Tel quel, Ringworld a un peu le cul entre deux chaises : vu son traitement vaste (allant bien au-delà de l’anneau-monde lui-même) du contexte décrit par Niven, il aurait presque pu s’appeler Known Space RPG, sauf qu’il lui manque un aspect essentiel de tout JdR de space opera normalement constitué (ou presque, puisque c’est une lacune qu’il partage avec Star Frontiers) : des règles sur les voyages spatiaux. Vous me direz, pour jouer sur l’anneau-monde (qui est quand même le thème du jeu), c’est pas bien grave. Certes ; mais quand on a toutes ces infos à côté, on peut légitimement finir par avoir envie de les exploiter… Heureusement, Ringworld a été suivi d’un supplément, Ringworld Companion (80 pages + couv’), constitué en particulier d’éléments qui avaient dû être laissés de côté pour le jeu de base.Le contenu de ce Companion est disparate : outre une nouvelle feuille de perso et les errata du jeu, on y trouve entre autres de nouvelles créatures de l’anneau-monde (qui cette fois-ci ont probablement été créées spécialement pour le JdR), de nouvelles espèces ET (ou non-ET d’ailleurs, puisqu’il y a dans la liste les orques (épaulards) et les cachalots élevés à la conscience), du matos supplémentaire, quelques considérations sur les voyages hyperspatiaux, et deux scénarios.
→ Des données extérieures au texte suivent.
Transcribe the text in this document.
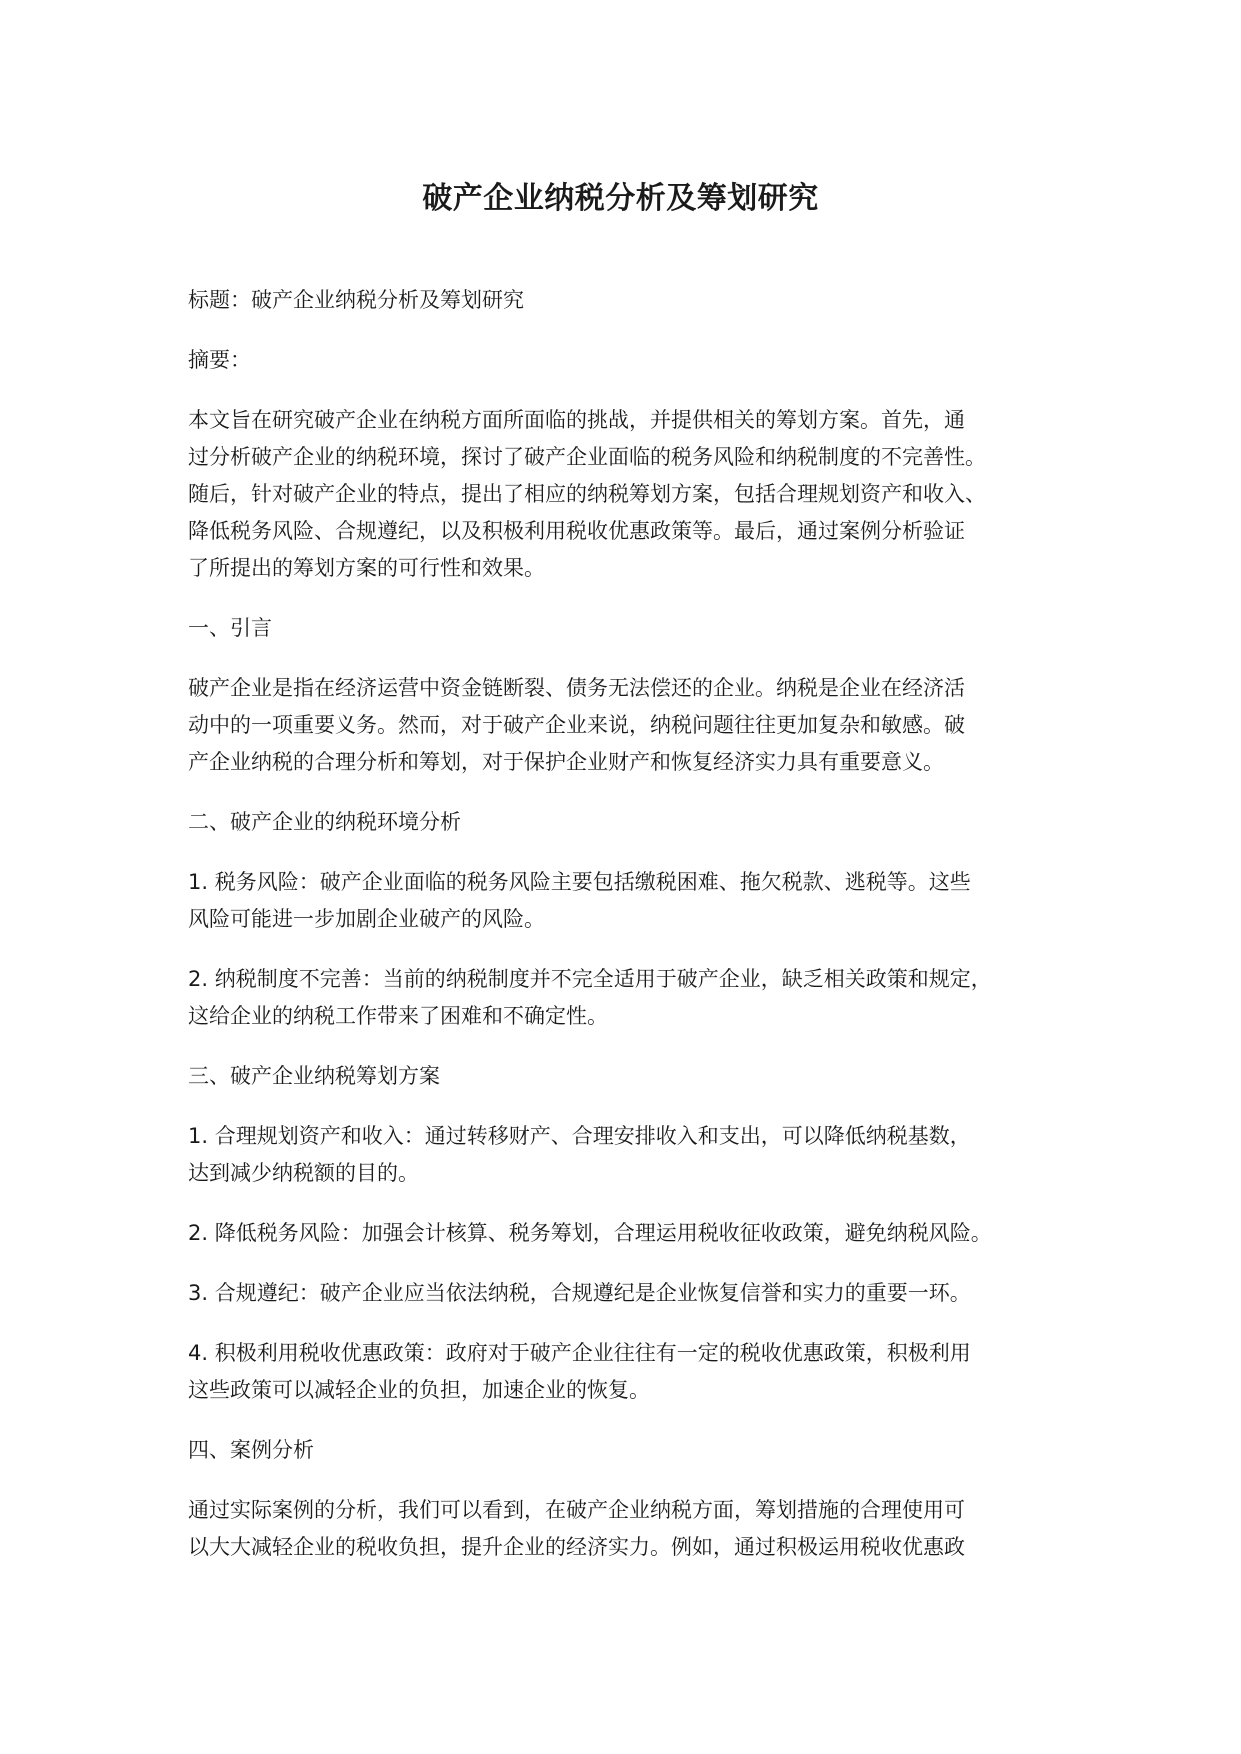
破产企业纳税分析及筹划研究

标题：破产企业纳税分析及筹划研究

摘要：

本文旨在研究破产企业在纳税方面所面临的挑战，并提供相关的筹划方案。首先，通
过分析破产企业的纳税环境，探讨了破产企业面临的税务风险和纳税制度的不完善性。
随后，针对破产企业的特点，提出了相应的纳税筹划方案，包括合理规划资产和收入、
降低税务风险、合规遵纪，以及积极利用税收优惠政策等。最后，通过案例分析验证
了所提出的筹划方案的可行性和效果。

一、引言

破产企业是指在经济运营中资金链断裂、债务无法偿还的企业。纳税是企业在经济活
动中的一项重要义务。然而，对于破产企业来说，纳税问题往往更加复杂和敏感。破
产企业纳税的合理分析和筹划，对于保护企业财产和恢复经济实力具有重要意义。

二、破产企业的纳税环境分析

1. 税务风险：破产企业面临的税务风险主要包括缴税困难、拖欠税款、逃税等。这些
风险可能进一步加剧企业破产的风险。

2. 纳税制度不完善：当前的纳税制度并不完全适用于破产企业，缺乏相关政策和规定，
这给企业的纳税工作带来了困难和不确定性。

三、破产企业纳税筹划方案

1. 合理规划资产和收入：通过转移财产、合理安排收入和支出，可以降低纳税基数，
达到减少纳税额的目的。

2. 降低税务风险：加强会计核算、税务筹划，合理运用税收征收政策，避免纳税风险。

3. 合规遵纪：破产企业应当依法纳税，合规遵纪是企业恢复信誉和实力的重要一环。

4. 积极利用税收优惠政策：政府对于破产企业往往有一定的税收优惠政策，积极利用
这些政策可以减轻企业的负担，加速企业的恢复。

四、案例分析

通过实际案例的分析，我们可以看到，在破产企业纳税方面，筹划措施的合理使用可
以大大减轻企业的税收负担，提升企业的经济实力。例如，通过积极运用税收优惠政
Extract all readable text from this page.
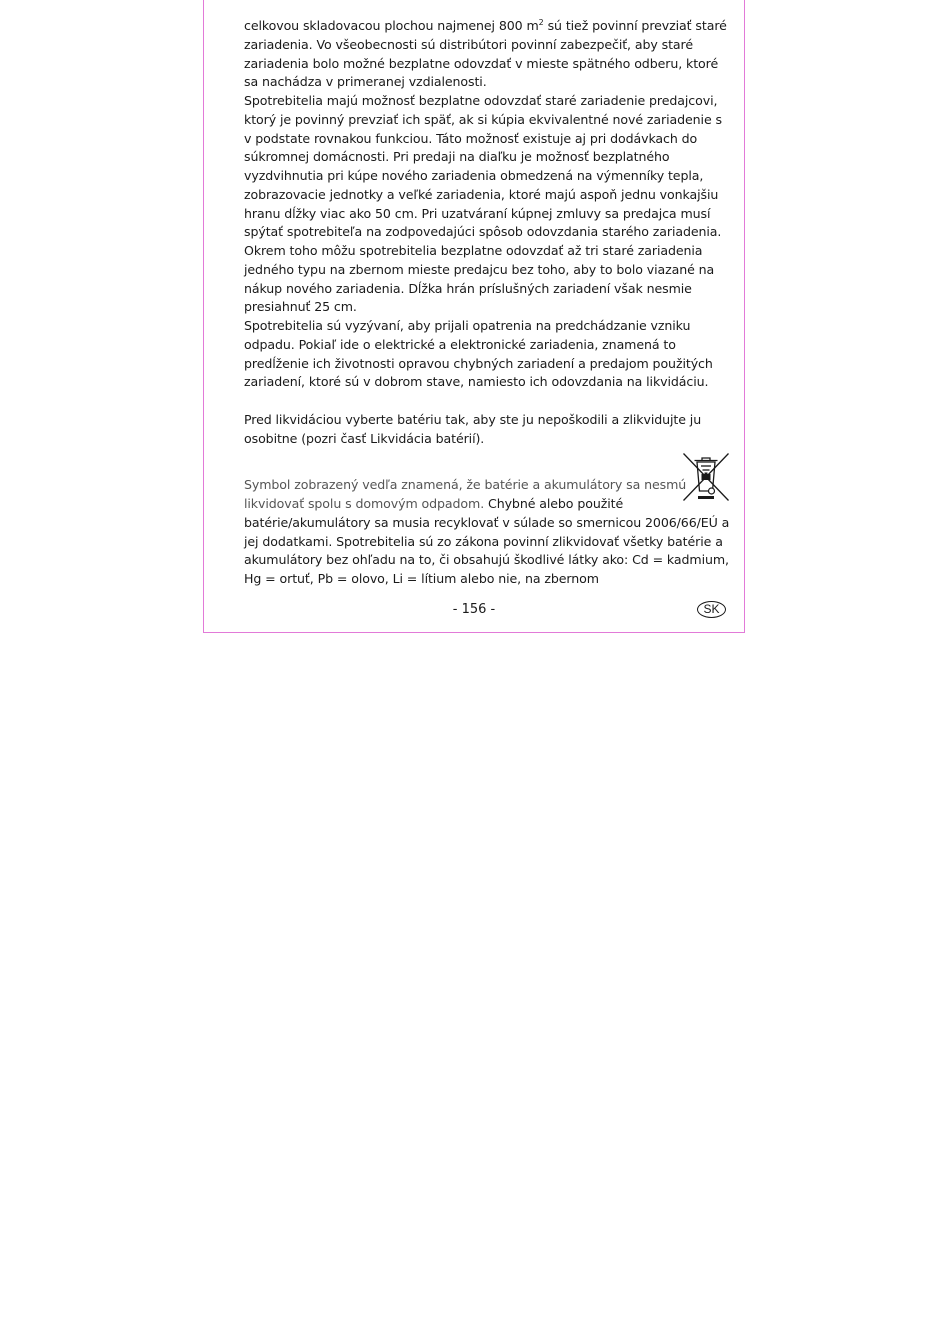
celkovou skladovacou plochou najmenej 800 $m^2$ sú tiež povinní prevziať staré zariadenia. Vo všeobecnosti sú distribútori povinní zabezpečiť, aby staré zariadenia bolo možné bezplatne odovzdať v mieste spätného odberu, ktoré sa nachádza v primeranej vzdialenosti.

Spotrebitelia majú možnosť bezplatne odovzdať staré zariadenie predajcovi, ktorý je povinný prevziať ich späť, ak si kúpia ekvivalentné nové zariadenie s v podstate rovnakou funkciou. Táto možnosť existuje aj pri dodávkach do súkromnej domácnosti. Pri predaji na diaľku je možnosť bezplatného vyzdvihnutia pri kúpe nového zariadenia obmedzená na výmenníky tepla, zobrazovacie jednotky a veľké zariadenia, ktoré majú aspoň jednu vonkajšiu hranu dĺžky viac ako 50 cm. Pri uzatváraní kúpnej zmluvy sa predajca musí spýtať spotrebiteľa na zodpovedajúci spôsob odovzdania starého zariadenia. Okrem toho môžu spotrebitelia bezplatne odovzdať až tri staré zariadenia jedného typu na zbernom mieste predajcu bez toho, aby to bolo viazané na nákup nového zariadenia. Dĺžka hrán príslušných zariadení však nesmie presiahnuť 25 cm.

Spotrebitelia sú vyzývaní, aby prijali opatrenia na predchádzanie vzniku odpadu. Pokiaľ ide o elektrické a elektronické zariadenia, znamená to predĺženie ich životnosti opravou chybných zariadení a predajom použitých zariadení, ktoré sú v dobrom stave, namiesto ich odovzdania na likvidáciu.

Pred likvidáciou vyberte batériu tak, aby ste ju nepoškodili a zlikvidujte ju osobitne (pozri časť Likvidácia batérií).

Symbol zobrazený vedľa znamená, že batérie a akumulátory sa nesmú likvidovať spolu s domovým odpadom. Chybné alebo použité batérie/akumulátory sa musia recyklovať v súlade so smernicou 2006/66/EÚ a jej dodatkami. Spotrebitelia sú zo zákona povinní zlikvidovať všetky batérie a akumulátory bez ohľadu na to, či obsahujú škodlivé látky ako: Cd = kadmium, Hg = ortuť, Pb = olovo, Li = lítium alebo nie, na zbernom

- 156 -	SK
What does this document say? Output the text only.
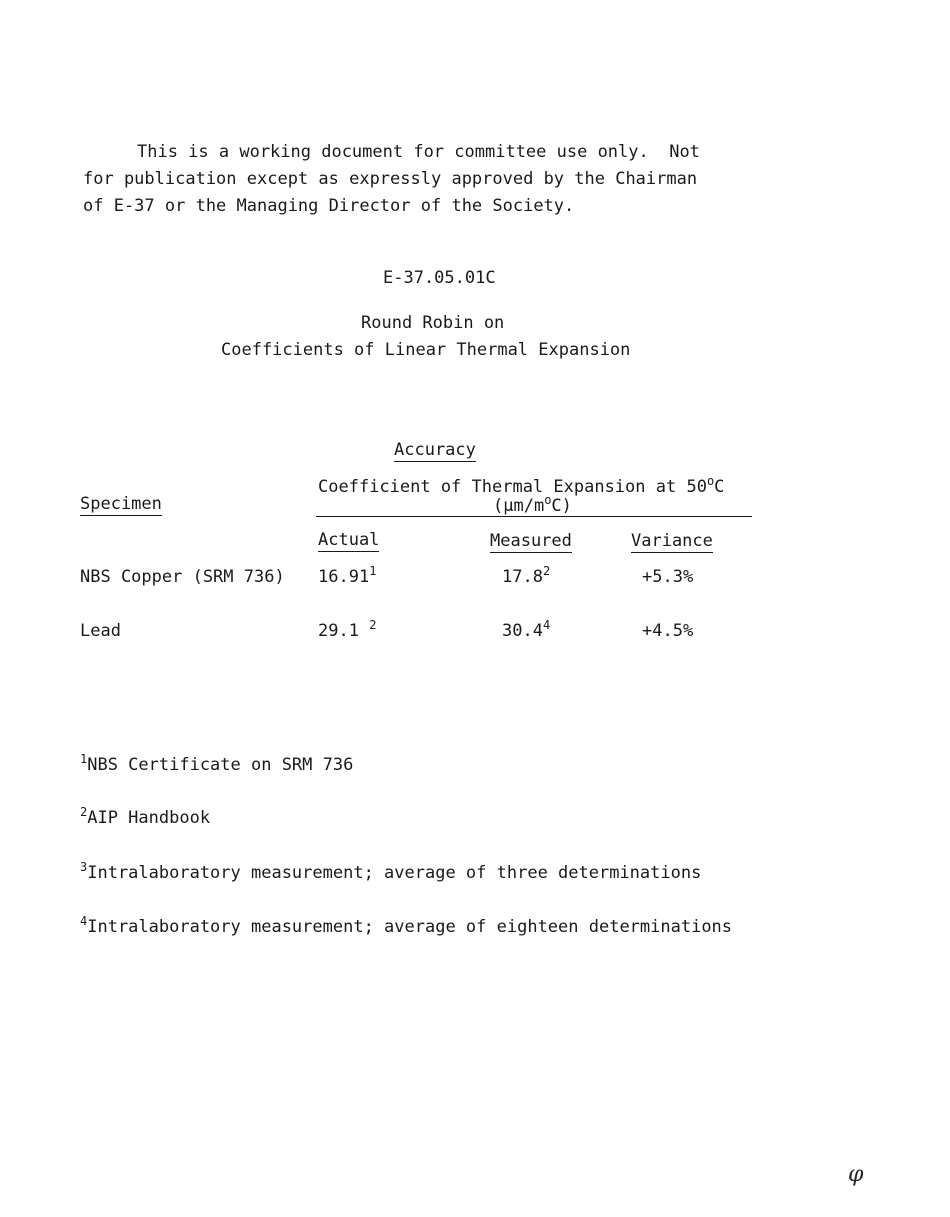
This is a working document for committee use only.  Not
for publication except as expressly approved by the Chairman
of E-37 or the Managing Director of the Society.
E-37.05.01C
Round Robin on
Coefficients of Linear Thermal Expansion
Accuracy
Specimen
Coefficient of Thermal Expansion at 50$^o$C
$(\mu m/m^oC)$
Actual	Measured	Variance
NBS Copper (SRM 736) 16.91$^1$	$17.8^2$	+5.3%
Lead	29.1 $^2$	$30.4^4$	+4.5%
$^1$NBS Certificate on SRM 736
$^2$AIP Handbook
$^3$Intralaboratory measurement; average of three determinations
$^4$Intralaboratory measurement; average of eighteen determinations
φ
D’autres suppléments étaient prévus, puisqu’un catalogue Chaosium de l’automne 1985 évoquait la sortie prochaine de The City and Jungle (An unfallen Citybuilder City surrounded by a vast rainforest – Intrigue and adventure!) et de Known Space (The galaxy outside of Ringworld!). (le catalogue hiver 1984 / printemps 1985 n’évoquait que The City and the Jungle, sans en dire plus ; et celui de l’été 1986 ne parlait plus ni de l’un, ni de l’autre (ma « collection » de catalogues Chaosium étant largement incomplète, je ne peux guère être plus précis). Les ventes de Ringworld n’ayant pas été à la hauteur des attentes de Chaosium (il me semble qu’il y avait aussi une sombre histoire de droits sur l’œuvre de Niven, contestés par un éditeur de jeux vidéos, mais je ne me souviens plus des détails et Designers & Dragons n’évoque que des « sluggish sales »), ni ces titres ni d’autres ne sont jamais parus, et le jeu a vite disparu. Il y a par contre eu au moins deux articles dans la presse spécialisée : Louis Wu & His Motley Crew dans Different Worlds n° 37 (novembre décembre 1984), un scénar avec les caracs des héros des bouquins ; et The Dolphins of Known Space dans The Dragon n° 95 (mars 1985), article sur les dauphins élevés à la conscience permettant en particulier d’en incarner comme PJ.

J’ai malheureusement lu Ringworld plusieurs années avant les romans de Niven (romans qui par ailleurs ne m’ont pas vraiment passionné) ; et je crains que faire du « planet » opera, même sur une surface aussi démesurée que celle d’un anneau-monde, ne me lasse assez rapidement. Mais à chaque fois que je reprends ce jeu, je ne peux m’empêcher de constater qu’il est bien rempli et qu’il y aurait sans doute moyen de faire bien des choses avec lui : soit sur l’anneau-monde pour ceux qui ont apprécié les romans, soit d’une manière plus générale, dans l’Espace connu (un contexte que je ne connais guère, n’ayant quasiment rien lu d’autre à son sujet que les deux premiers volumes de L’Anneau-Monde et Protecteur). Et c’est là que le supplément Known Space aurait été fort utile ; même si j’ai le sentiment qu’il serait assez aisé, pour un MJ connaissant bien l’œuvre de Niven, de développer ça lui-même.